Alpha-Methylacyl-CoA racemase catalyzes the racemization of alpha-methyl, branched carboxylic coenzyme A thioesters.
It is overexpressed in a variety of neoplasms, such as prostate and colon cancer.
Dr Russell Dorer and colleagues evaluated alpha-methylacyl-CoA racemase expression in the metaplasia-dysplasia-carcinoma sequence in Barrett's, ulcerative colitis, and Crohn's.
The researchers determined whether its expression can be used to detect dysplastic epithelium in these conditions.
The research team immunostained 134 routinely processed biopsy and/or resection specimens from 134 patients with Barretts.
Immunostainings in 14 specimens were indefinite for dysplasia, 16 were low-grade dysplasia, and 32 were high-grade dysplasia.
The team also immunostained 36 invasive adenocarcinoma, and 74 specimens from 74 patients with inflammatory bowel disease (IBD).

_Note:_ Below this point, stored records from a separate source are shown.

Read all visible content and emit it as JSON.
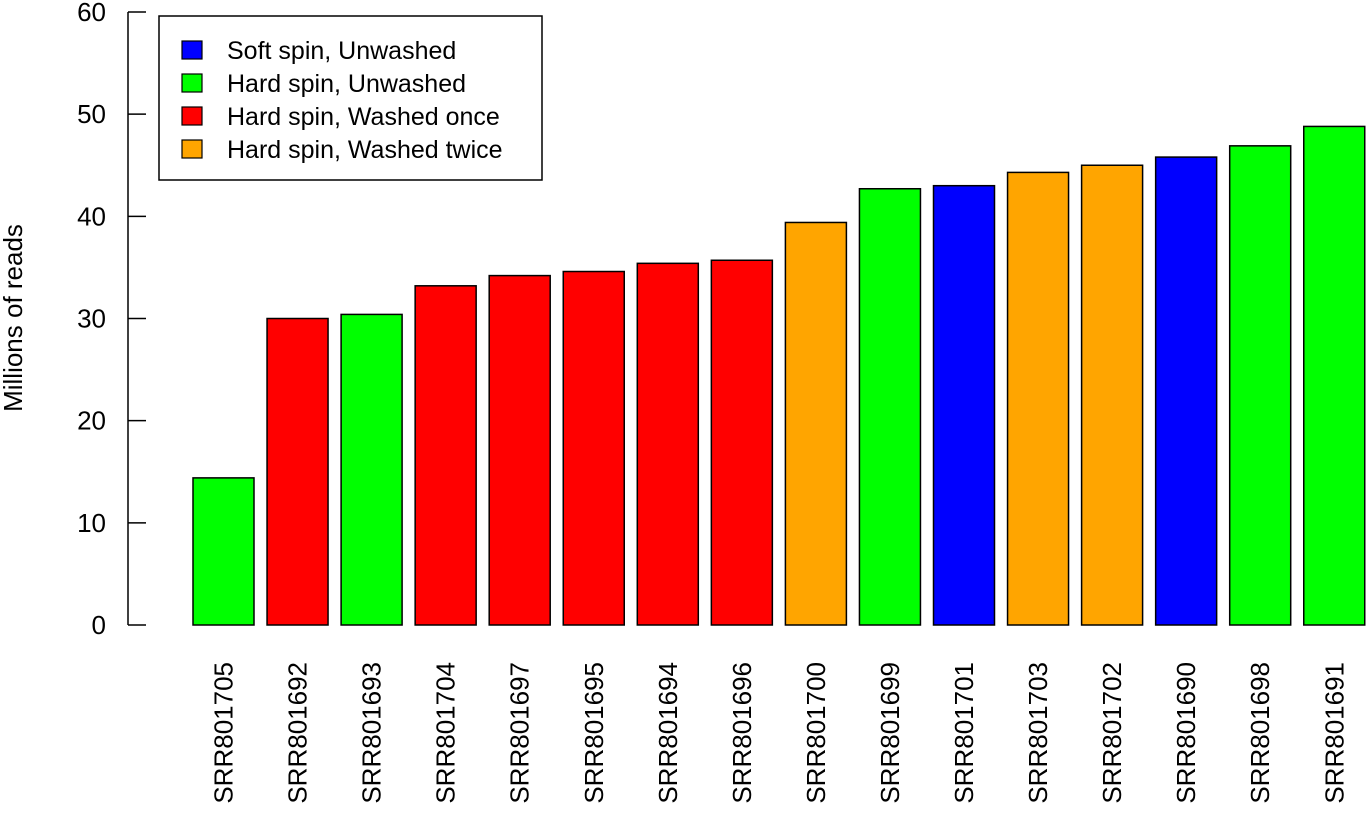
{
  "chart_data": {
    "type": "bar",
    "title": "",
    "xlabel": "",
    "ylabel": "Millions of reads",
    "ylim": [
      0,
      60
    ],
    "yticks": [
      0,
      10,
      20,
      30,
      40,
      50,
      60
    ],
    "grid": false,
    "legend_position": "top-left",
    "legend": [
      {
        "label": "Soft spin, Unwashed",
        "color": "#0000ff"
      },
      {
        "label": "Hard spin, Unwashed",
        "color": "#00ff00"
      },
      {
        "label": "Hard spin, Washed once",
        "color": "#ff0000"
      },
      {
        "label": "Hard spin, Washed twice",
        "color": "#ffa500"
      }
    ],
    "categories": [
      "SRR801705",
      "SRR801692",
      "SRR801693",
      "SRR801704",
      "SRR801697",
      "SRR801695",
      "SRR801694",
      "SRR801696",
      "SRR801700",
      "SRR801699",
      "SRR801701",
      "SRR801703",
      "SRR801702",
      "SRR801690",
      "SRR801698",
      "SRR801691"
    ],
    "values": [
      14.4,
      30.0,
      30.4,
      33.2,
      34.2,
      34.6,
      35.4,
      35.7,
      39.4,
      42.7,
      43.0,
      44.3,
      45.0,
      45.8,
      46.9,
      48.8
    ],
    "groups": [
      1,
      2,
      1,
      2,
      2,
      2,
      2,
      2,
      3,
      1,
      0,
      3,
      3,
      0,
      1,
      1
    ]
  }
}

|Alpha-methylacyl-CoA racemase was expressed in 81% with high-grade dysplasia|
|American Journal of Surgical Pathology|
The researchers immunostained the specimens with a monoclonal alpha-methylacyl-CoA racemase antibody.

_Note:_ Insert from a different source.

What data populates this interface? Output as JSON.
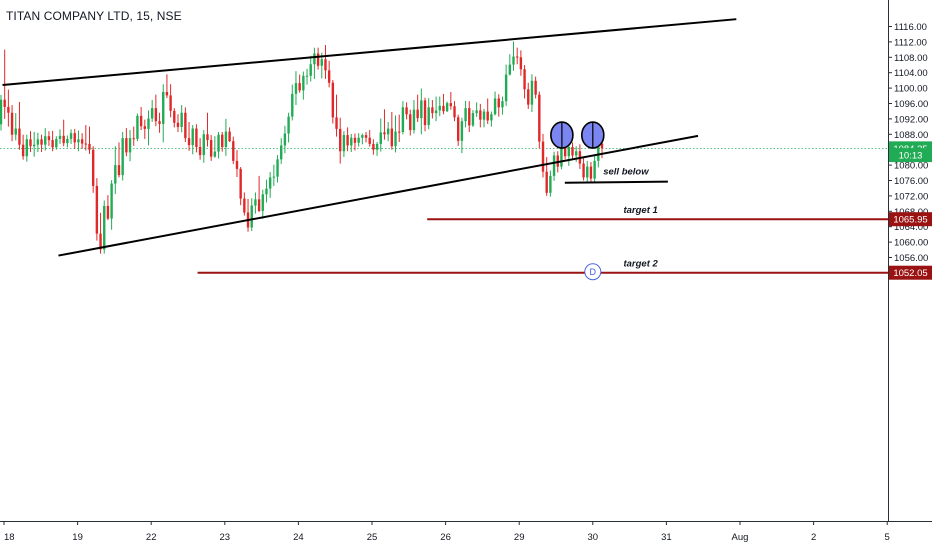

The degree of cytoplasmic staining in all cases was evaluated in a blinded fashion according to a grading system.
In patients with Barrett's, alpha-methylacyl-CoA racemase was not expressed in any negative foci but was increased in foci of low-grade dysplasia by 38%.
The team found that alpha-methylacyl-CoA racemase was expressed in 81% with high-grade dysplasia, and 72% in invasive adenocarcinoma.
The researchers noted that 23% of indefinite for dysplasia foci from 3 Barrett's Esophagus patients were only focally positive.
However, 1 of these 3 patients had follow-up information available, and had developed invasive adenocarcinoma subsequently.
Similarly, in patients with IBD, the team noted that alpha-methylacyl-CoA racemase was not expressed in any foci considered negative for dysplasia.
It was significantly increased in 96% of foci with low-grade dysplasia, 80% with high-grade dysplasia, and 71% with invasive adenocarcinoma.
Only 14% of indefinite for dysplasia focus from 1 patient was focally positive.
The sensitivity for the detection of low-grade dysplasia and high-grade dysplasia in Barrett's and IBD was 38% and 81%, and 96% and 80%, respectively.
The researchers observed that the specificity was 100% for both Barrett's Esophagus and IBD.
Dr Dorer's team concludes, “Alpha-methylacyl-CoA racemase is involved in the neoplastic progression in Barrett's Esophagus and IBD.”
“The high degree of specificity of alpha-methylacyl-CoA racemase for dysplasia/carcinoma in Barrett's Esophagus and IBD suggests that it may be useful to detect neoplastic epithelium in these conditions.”